LB Mayor Bob Foster said in an emailed statement, ""Ernie was a constant force against racial injustice here in Long Beach more than twenty years before the civil rights movement took hold across America. Whether fighting against racially restrictive housing covenants or pushing for equality in the workforce, Ernie's legacy is one that serves as a
reminder of the power of one remarkable person to impact a city, a community and a movement for an entire generation."
Long-time LB community member Kelton Reese (a 36 year city employee, now retired), told LBReport.com: "He was small in physical stature but a giant of a man." Mr. Reese, who managed Dee Andrews' run for 6th district City Council), added "He stood up for justice and fought the fight when it was very dangerous to do so. He was a man of principle, someone I admired very much. He served as an example to many young people of what can be achieved if you fight for what you believe."
Sharon Diggs-Jackson, LB Airport's Public Affairs Officer, shared the following with LBReport.com:
"I had the pleasure of knowing Mr. McBride all of my life. He and my father, the late Rev. Joe Croom, worked side by side during the early days of the Civil Rights movement and our families have shared many memories. Mr. McBride inspired many young African Americans who grew up the Central District, such as myself, to go to college and then come back and put our new skills to work in our community. He was a fighter and he won many of his battles with his big smile."

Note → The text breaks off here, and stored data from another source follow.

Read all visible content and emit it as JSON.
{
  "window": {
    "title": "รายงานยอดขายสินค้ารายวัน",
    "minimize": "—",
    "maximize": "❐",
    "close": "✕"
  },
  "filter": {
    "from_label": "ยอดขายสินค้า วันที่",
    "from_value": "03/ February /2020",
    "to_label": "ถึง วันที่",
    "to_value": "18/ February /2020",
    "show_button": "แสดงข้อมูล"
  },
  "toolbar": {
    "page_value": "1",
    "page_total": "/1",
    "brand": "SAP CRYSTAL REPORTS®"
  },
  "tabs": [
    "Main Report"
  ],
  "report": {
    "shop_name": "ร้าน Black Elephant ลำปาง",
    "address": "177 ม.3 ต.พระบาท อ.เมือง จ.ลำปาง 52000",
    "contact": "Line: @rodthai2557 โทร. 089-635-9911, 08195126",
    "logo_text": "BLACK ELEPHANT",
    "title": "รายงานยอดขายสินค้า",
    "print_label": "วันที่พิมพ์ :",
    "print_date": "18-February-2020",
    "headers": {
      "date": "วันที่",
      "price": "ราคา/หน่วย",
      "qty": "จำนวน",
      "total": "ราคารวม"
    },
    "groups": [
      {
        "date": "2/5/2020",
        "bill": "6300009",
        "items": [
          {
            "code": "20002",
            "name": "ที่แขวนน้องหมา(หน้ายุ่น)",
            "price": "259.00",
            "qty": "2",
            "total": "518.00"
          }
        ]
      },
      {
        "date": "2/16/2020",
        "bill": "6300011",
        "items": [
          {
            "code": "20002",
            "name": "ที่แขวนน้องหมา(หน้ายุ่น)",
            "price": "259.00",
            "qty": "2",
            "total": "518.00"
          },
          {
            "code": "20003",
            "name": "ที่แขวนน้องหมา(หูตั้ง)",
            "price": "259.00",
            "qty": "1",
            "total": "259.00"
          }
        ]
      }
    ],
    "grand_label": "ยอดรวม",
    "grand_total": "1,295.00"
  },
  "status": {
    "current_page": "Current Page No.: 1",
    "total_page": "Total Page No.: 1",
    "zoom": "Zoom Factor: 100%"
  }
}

CSULB's Virtual Oral/Aural History Archive website records that Mr. Bride, born in 1910, "came to Long Beach seeking work during World War II and found it in the shipyards. Observing how the local Black community was routinely harassed by the police, he organized a chapter of the NAACP and used it to mobilize support for the civil rights movement that was developing after the war. He was active in fighting against restrictive covenants and segregation in both neighborhoods of single family homes and in a local Navy housing project."